For Gazans and other Palestinians in the West Bank, and those in the diaspora, any attempt to evict Palestinians from Gaza would evoke the memory of the Nakba, the displacement of about 700,000 Palestinians during the creation of Israel 75 years ago.
The sources said the continuing diplomatic discussions among Arab governments in response to Mr Trump's comments have Egypt, Jordan, Saudi Arabia and Qatar at their centre.
Saudi Arabia wields significant leverage in Washington because of Mr Trump's desire to see the kingdom establish relations with Israel as part of the Abraham Accords he initiated during his first term in office, said the sources.
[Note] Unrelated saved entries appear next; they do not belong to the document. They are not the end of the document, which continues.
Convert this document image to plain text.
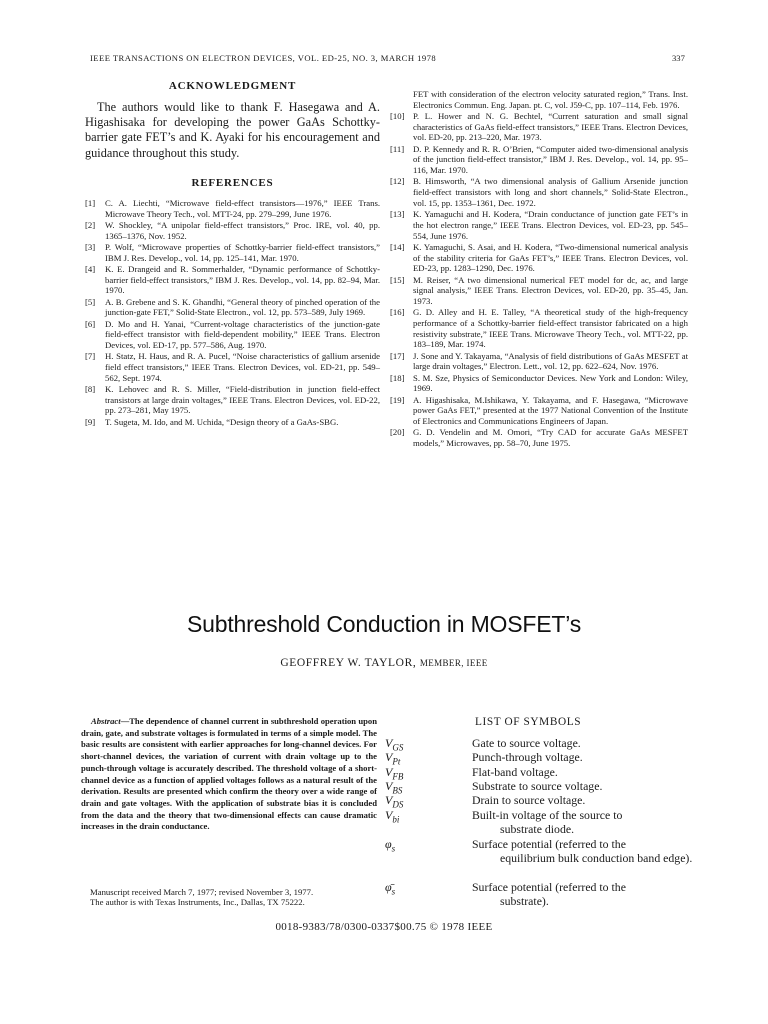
IEEE TRANSACTIONS ON ELECTRON DEVICES, VOL. ED-25, NO. 3, MARCH 1978	337
ACKNOWLEDGMENT

The authors would like to thank F. Hasegawa and A. Higashisaka for developing the power GaAs Schottky-barrier gate FET’s and K. Ayaki for his encouragement and guidance throughout this study.

REFERENCES
[1]	C. A. Liechti, “Microwave field-effect transistors—1976,” IEEE Trans. Microwave Theory Tech., vol. MTT-24, pp. 279–299, June 1976.
[2]	W. Shockley, “A unipolar field-effect transistors,” Proc. IRE, vol. 40, pp. 1365–1376, Nov. 1952.
[3]	P. Wolf, “Microwave properties of Schottky-barrier field-effect transistors,” IBM J. Res. Develop., vol. 14, pp. 125–141, Mar. 1970.
[4]	K. E. Drangeid and R. Sommerhalder, “Dynamic performance of Schottky-barrier field-effect transistors,” IBM J. Res. Develop., vol. 14, pp. 82–94, Mar. 1970.
[5]	A. B. Grebene and S. K. Ghandhi, “General theory of pinched operation of the junction-gate FET,” Solid-State Electron., vol. 12, pp. 573–589, July 1969.
[6]	D. Mo and H. Yanai, “Current-voltage characteristics of the junction-gate field-effect transistor with field-dependent mobility,” IEEE Trans. Electron Devices, vol. ED-17, pp. 577–586, Aug. 1970.
[7]	H. Statz, H. Haus, and R. A. Pucel, “Noise characteristics of gallium arsenide field effect transistors,” IEEE Trans. Electron Devices, vol. ED-21, pp. 549–562, Sept. 1974.
[8]	K. Lehovec and R. S. Miller, “Field-distribution in junction field-effect transistors at large drain voltages,” IEEE Trans. Electron Devices, vol. ED-22, pp. 273–281, May 1975.
[9]	T. Sugeta, M. Ido, and M. Uchida, “Design theory of a GaAs-SBG.
FET with consideration of the electron velocity saturated region,” Trans. Inst. Electronics Commun. Eng. Japan. pt. C, vol. J59-C, pp. 107–114, Feb. 1976.
[10] P. L. Hower and N. G. Bechtel, “Current saturation and small signal characteristics of GaAs field-effect transistors,” IEEE Trans. Electron Devices, vol. ED-20, pp. 213–220, Mar. 1973.
[11]	D. P. Kennedy and R. R. O’Brien, “Computer aided two-dimensional analysis of the junction field-effect transistor,” IBM J. Res. Develop., vol. 14, pp. 95–116, Mar. 1970.
[12] B. Himsworth, “A two dimensional analysis of Gallium Arsenide junction field-effect transistors with long and short channels,” Solid-State Electron., vol. 15, pp. 1353–1361, Dec. 1972.
[13] K. Yamaguchi and H. Kodera, “Drain conductance of junction gate FET’s in the hot electron range,” IEEE Trans. Electron Devices, vol. ED-23, pp. 545–554, June 1976.
[14] K. Yamaguchi, S. Asai, and H. Kodera, “Two-dimensional numerical analysis of the stability criteria for GaAs FET’s,” IEEE Trans. Electron Devices, vol. ED-23, pp. 1283–1290, Dec. 1976.
[15] M. Reiser, “A two dimensional numerical FET model for dc, ac, and large signal analysis,” IEEE Trans. Electron Devices, vol. ED-20, pp. 35–45, Jan. 1973.
[16] G. D. Alley and H. E. Talley, “A theoretical study of the high-frequency performance of a Schottky-barrier field-effect transistor fabricated on a high resistivity substrate,” IEEE Trans. Microwave Theory Tech., vol. MTT-22, pp. 183–189, Mar. 1974.
[17] J. Sone and Y. Takayama, “Analysis of field distributions of GaAs MESFET at large drain voltages,” Electron. Lett., vol. 12, pp. 622–624, Nov. 1976.
[18] S. M. Sze, Physics of Semiconductor Devices. New York and London: Wiley, 1969.
[19] A. Higashisaka, M.Ishikawa, Y. Takayama, and F. Hasegawa, “Microwave power GaAs FET,” presented at the 1977 National Convention of the Institute of Electronics and Communications Engineers of Japan.
[20] G. D. Vendelin and M. Omori, “Try CAD for accurate GaAs MESFET models,” Microwaves, pp. 58–70, June 1975.
Subthreshold Conduction in MOSFET’s
GEOFFREY W. TAYLOR, MEMBER, IEEE

Abstract—The dependence of channel current in subthreshold operation upon drain, gate, and substrate voltages is formulated in terms of a simple model. The basic results are consistent with earlier approaches for long-channel devices. For short-channel devices, the variation of current with drain voltage up to the punch-through voltage is accurately described. The threshold voltage of a short-channel device as a function of applied voltages follows as a natural result of the derivation. Results are presented which confirm the theory over a wide range of drain and gate voltages. With the application of substrate bias it is concluded from the data and the theory that two-dimensional effects can cause dramatic increases in the drain conductance.

Manuscript received March 7, 1977; revised November 3, 1977.
The author is with Texas Instruments, Inc., Dallas, TX 75222.
LIST OF SYMBOLS
$V_{GS}$	Gate to source voltage.
$V_{Pt}$	Punch-through voltage.
$V_{FB}$	Flat-band voltage.
$V_{BS}$	Substrate to source voltage.
$V_{DS}$	Drain to source voltage.
$V_{bi}$	Built-in voltage of the source to
substrate diode.
$\varphi_s$	Surface potential (referred to the
equilibrium bulk conduction band edge).
$\varphī_s$	Surface potential (referred to the
substrate).
0018-9383/78/0300-0337$00.75 © 1978 IEEE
Egypt, meanwhile, has been a close ally of the US for almost 50 years, and has received tens of billions of dollars in economic and military aid since the late 1970s. It receives $1.3 billion annually in military aid, which has enabled the Arab nation to modernise its armed forces.
Significantly, Mr Trump exempted Egypt and Israel from the suspension of all of Washington's foreign aid programmes, pending a review, a move that underlines the strategic relations the two Middle Eastern neighbours have with the US.
Underlining possible tension between the US and Egypt in the wake of Mr Trump's comments, there has been no official word from Cairo or Washington on plans by the US leader to discuss them in a call with President Abdel Fattah El Sisi that was supposed to take place on Sunday.
On Saturday, a statement from Egypt's Foreign Ministry rejected the idea of “emptying” Gaza or the West Bank of their inhabitants but made no mention of Mr Trump's proposals.

The reactions are no different in Jordan.
The refugee flow into Jordan, which started when Israel was created in 1948, has raised the proportion of people of Palestinian origin in the country.
Jordan's politics and society have remained, over decades, intertwined with Palestine. Like Egypt, it has repeatedly warned against forcing Palestinians out of the West Bank and Gaza, arguing that it would undermine the Palestinian cause and end hopes of a two-state solution, recognised internationally as the only realistic resolution of the Arab-Israeli conflict.
Jordan will not become an “alternative homeland” for Palestinians, which would help Israel solidify its occupation, King Abdullah II has said repeatedly.
Mr Trump said he spoke by phone to the monarch on Saturday and reportedly told him: “I’d love for you to take on more [Palestinian refugees], because I’m looking at the whole Gaza Strip right now, and it’s a mess. It’s a real mess. I’d rather get involved with some of the Arab nations, and build housing in a different location, where they can maybe live in peace for a change.”

On Sunday, Jordan’s Foreign Minister Ayman Safadi said in televised remarks that Mr Trump “has been clear in saying that he wants peace in the region, and in this we will be his partners. Jordan works according to fundamentals that everyone knows: the solution to the Palestinian problem lies in Palestine. Jordan is for Jordanians. Palestine is for Palestinians.”
Jordan is the world's third-largest recipient of US aid. In 2022, the US committed $10.1 billion in aid to Jordan to be disbursed over seven years, a surge of 16 per cent on an annualised basis.
Hazem Ayyad, a veteran Jordanian researcher specialising in Palestine, said that although Jordan and Egypt are pillars of a Middle East “Pax Americana”, the two were unlikely to bend to Mr Trump's will on Gaza, mostly because of domestic political dynamics.
“It runs counter to the march of Jordan’s history, and to its geography,” Mr Ayyad said. Jordan must always honour its “political and religious legacy”, which is based on defending the basic rights of Palestinians, even if that means clashing with Washington, he said. “Jordan’s stability rests on this legacy,” he added.